Health Affairs studied the cost to charge ratio in U.S. hospitals. They found:
the average ratio of hospital charges for services (gross revenues) to payments received (net revenues) has grown from 1.1 to 2.6. This reflects a transition from predominantly cost- and charge-based payment systems to regulated and negotiated fixed payments. Hospitals have been able to squeeze additional revenues from remaining charge-based payers and services by sharply increasing charges, negatively affecting the uninsured.
Note that in the U.S. those least able to pay, i.e. those without health insurance are charge more, many times more in some instances, than those with insurance.
While most public and private health insurers do not use hospital charges to set their payment rates, uninsured patients are commonly asked to pay the full charges, and out-of-network patients and casualty and workers’ compensation insurers are often expected to pay a large portion of the full charges. Because it is difficult for patients to compare prices, market forces fail to constrain hospital charges.
The Washington Posts lists the hospitals and discusses the issue:
All but one of the facilities are owned by for-profit entities and the largest number of hospitals — 20 — are in Florida.
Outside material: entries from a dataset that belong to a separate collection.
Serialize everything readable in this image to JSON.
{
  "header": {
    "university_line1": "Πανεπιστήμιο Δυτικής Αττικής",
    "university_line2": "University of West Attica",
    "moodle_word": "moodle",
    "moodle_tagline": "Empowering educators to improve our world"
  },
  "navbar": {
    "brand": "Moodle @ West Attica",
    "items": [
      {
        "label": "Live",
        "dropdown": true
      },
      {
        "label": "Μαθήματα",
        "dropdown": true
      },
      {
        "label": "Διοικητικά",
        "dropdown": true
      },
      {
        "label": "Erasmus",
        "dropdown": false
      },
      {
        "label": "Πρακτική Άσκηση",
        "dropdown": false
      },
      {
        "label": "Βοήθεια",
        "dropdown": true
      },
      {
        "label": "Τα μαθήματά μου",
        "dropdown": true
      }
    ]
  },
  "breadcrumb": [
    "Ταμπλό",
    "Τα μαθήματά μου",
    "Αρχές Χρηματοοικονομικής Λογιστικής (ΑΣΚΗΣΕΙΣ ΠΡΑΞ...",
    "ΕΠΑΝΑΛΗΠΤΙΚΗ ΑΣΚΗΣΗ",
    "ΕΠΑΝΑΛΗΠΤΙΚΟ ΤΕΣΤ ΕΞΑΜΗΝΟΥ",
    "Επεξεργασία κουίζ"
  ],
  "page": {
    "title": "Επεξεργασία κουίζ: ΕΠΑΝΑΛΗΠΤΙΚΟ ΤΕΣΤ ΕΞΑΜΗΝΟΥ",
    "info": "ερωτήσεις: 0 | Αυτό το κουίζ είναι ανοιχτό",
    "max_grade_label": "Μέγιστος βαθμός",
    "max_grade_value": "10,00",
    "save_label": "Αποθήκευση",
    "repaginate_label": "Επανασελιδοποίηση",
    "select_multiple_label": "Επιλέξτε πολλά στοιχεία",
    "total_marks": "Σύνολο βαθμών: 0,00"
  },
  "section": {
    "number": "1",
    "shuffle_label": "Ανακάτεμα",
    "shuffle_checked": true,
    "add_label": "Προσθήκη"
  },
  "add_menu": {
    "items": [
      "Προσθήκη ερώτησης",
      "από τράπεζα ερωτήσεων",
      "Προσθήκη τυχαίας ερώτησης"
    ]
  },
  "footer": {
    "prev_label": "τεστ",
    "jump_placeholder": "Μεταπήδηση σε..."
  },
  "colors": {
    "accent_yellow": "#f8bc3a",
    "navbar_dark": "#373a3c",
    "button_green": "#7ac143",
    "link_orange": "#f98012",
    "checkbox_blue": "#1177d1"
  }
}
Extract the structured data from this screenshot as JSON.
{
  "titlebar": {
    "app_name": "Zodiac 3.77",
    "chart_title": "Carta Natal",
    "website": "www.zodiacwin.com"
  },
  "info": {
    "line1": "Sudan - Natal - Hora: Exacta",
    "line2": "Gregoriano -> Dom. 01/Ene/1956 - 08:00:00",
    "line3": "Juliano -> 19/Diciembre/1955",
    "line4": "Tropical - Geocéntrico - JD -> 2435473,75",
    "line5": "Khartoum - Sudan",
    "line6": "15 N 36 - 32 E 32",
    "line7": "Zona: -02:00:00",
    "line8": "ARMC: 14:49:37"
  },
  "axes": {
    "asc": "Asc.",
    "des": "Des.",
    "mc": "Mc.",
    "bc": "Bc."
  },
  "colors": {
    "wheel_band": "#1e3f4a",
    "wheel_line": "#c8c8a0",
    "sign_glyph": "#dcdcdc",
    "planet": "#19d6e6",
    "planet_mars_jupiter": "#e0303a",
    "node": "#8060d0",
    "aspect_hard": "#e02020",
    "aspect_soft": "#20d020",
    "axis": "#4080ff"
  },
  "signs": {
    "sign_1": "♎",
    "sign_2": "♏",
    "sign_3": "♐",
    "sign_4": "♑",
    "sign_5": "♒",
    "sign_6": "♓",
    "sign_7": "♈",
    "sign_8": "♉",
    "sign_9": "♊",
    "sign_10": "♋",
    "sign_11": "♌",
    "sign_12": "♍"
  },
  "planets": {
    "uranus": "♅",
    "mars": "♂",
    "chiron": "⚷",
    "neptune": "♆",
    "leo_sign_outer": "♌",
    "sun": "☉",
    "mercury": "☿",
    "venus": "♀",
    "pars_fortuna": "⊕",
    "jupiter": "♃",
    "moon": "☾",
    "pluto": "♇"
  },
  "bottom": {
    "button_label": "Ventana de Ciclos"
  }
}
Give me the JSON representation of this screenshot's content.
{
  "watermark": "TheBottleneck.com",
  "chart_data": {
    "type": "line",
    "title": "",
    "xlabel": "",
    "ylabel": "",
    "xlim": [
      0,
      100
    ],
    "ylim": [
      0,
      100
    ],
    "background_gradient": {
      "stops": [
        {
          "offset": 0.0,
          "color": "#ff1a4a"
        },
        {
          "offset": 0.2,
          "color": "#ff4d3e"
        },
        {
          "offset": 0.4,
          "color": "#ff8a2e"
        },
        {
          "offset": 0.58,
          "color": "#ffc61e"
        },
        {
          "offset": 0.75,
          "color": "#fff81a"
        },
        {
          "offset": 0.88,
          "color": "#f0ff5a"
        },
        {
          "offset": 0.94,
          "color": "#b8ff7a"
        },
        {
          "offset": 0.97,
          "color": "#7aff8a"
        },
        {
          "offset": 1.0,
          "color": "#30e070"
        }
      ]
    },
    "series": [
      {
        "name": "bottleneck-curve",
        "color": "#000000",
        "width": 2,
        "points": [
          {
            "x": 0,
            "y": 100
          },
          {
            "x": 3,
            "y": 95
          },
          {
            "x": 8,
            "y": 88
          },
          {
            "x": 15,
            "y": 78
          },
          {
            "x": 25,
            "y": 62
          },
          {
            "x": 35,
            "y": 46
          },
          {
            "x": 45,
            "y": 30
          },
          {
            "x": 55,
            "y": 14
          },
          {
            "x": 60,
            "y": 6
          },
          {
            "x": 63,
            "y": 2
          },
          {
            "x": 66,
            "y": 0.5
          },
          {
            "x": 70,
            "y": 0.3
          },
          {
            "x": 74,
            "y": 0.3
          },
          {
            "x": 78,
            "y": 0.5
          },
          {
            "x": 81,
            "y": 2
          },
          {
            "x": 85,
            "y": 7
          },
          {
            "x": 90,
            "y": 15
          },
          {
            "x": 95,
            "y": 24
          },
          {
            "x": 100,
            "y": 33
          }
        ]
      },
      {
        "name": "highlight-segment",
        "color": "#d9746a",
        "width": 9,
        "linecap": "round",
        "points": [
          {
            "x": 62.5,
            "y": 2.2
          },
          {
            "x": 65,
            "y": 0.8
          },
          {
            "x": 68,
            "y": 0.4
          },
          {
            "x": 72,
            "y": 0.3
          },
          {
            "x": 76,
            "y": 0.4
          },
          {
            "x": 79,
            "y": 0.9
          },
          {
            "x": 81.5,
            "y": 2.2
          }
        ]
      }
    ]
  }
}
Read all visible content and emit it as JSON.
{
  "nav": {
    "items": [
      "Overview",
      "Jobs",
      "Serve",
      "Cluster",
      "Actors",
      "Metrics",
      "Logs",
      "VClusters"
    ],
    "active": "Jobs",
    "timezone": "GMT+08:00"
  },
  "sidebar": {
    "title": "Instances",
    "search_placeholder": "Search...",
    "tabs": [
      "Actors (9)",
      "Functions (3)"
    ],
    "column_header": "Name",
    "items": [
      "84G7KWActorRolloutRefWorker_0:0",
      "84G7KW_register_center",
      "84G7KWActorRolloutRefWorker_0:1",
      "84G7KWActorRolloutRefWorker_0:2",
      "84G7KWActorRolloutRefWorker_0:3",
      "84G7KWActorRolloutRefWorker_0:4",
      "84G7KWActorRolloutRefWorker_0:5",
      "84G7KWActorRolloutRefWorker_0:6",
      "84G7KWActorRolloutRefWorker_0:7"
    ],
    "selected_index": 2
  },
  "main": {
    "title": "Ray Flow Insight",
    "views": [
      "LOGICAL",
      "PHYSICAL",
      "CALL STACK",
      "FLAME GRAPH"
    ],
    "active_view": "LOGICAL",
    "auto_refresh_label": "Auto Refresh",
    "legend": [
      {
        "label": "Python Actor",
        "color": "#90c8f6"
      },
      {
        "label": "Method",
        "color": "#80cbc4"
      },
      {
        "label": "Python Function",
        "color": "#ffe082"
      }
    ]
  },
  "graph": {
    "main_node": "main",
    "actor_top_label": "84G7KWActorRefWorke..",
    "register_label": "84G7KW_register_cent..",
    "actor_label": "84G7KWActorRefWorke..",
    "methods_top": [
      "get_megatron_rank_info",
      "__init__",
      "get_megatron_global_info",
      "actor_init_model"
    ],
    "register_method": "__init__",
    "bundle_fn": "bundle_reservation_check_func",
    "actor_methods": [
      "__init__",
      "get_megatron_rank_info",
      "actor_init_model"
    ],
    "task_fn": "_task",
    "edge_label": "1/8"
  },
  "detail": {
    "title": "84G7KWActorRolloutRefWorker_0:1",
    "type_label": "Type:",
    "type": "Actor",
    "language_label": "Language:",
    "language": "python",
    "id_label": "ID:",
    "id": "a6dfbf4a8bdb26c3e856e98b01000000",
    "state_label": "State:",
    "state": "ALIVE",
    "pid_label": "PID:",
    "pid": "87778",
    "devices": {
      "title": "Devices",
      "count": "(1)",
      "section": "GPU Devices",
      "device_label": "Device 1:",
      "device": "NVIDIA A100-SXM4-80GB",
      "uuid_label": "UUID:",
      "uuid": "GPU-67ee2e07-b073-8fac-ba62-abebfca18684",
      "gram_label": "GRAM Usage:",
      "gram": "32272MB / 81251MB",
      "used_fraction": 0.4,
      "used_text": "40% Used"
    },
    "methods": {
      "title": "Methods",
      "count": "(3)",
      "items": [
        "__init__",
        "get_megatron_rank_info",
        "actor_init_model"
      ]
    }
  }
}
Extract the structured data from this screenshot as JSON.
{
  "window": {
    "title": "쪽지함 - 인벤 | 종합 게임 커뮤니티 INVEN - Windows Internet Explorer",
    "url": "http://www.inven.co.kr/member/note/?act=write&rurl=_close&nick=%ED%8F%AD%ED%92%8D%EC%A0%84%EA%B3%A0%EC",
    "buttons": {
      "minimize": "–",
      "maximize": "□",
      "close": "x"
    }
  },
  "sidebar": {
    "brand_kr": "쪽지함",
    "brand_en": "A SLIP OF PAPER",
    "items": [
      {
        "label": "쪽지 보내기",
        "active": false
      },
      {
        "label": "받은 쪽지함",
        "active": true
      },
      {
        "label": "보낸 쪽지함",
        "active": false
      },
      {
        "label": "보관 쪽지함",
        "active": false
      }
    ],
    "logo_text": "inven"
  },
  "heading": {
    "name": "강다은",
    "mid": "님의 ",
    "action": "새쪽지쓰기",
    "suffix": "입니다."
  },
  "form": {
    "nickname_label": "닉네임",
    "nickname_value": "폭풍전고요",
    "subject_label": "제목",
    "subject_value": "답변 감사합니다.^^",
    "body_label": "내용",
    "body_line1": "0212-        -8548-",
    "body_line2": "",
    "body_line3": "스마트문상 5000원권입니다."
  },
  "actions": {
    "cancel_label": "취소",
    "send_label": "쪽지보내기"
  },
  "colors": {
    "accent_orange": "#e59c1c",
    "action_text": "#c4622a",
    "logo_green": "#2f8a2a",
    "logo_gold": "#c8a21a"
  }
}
Understanding hospital pricing and charges is one of the most frustrating experiences for consumers and health-care professionals. It is virtually impossible to find out ahead of time from the hospital how much a procedure or stay is going to cost. Once the bill arrives, many consumers have difficulty deciphering it.
Medicynical Note: Our money driven non-system of health care emphasizes revenue over health care quality, efficiency and value. Overcharging patients is the norm and frankly the daily goal of hospital CFO’s. Hiding the cost until the presentation of the bill is a little like the Mad Magazine cartoon from the fifties…Great Moments in Medicine. While satire, it does represent the reality of American health care today.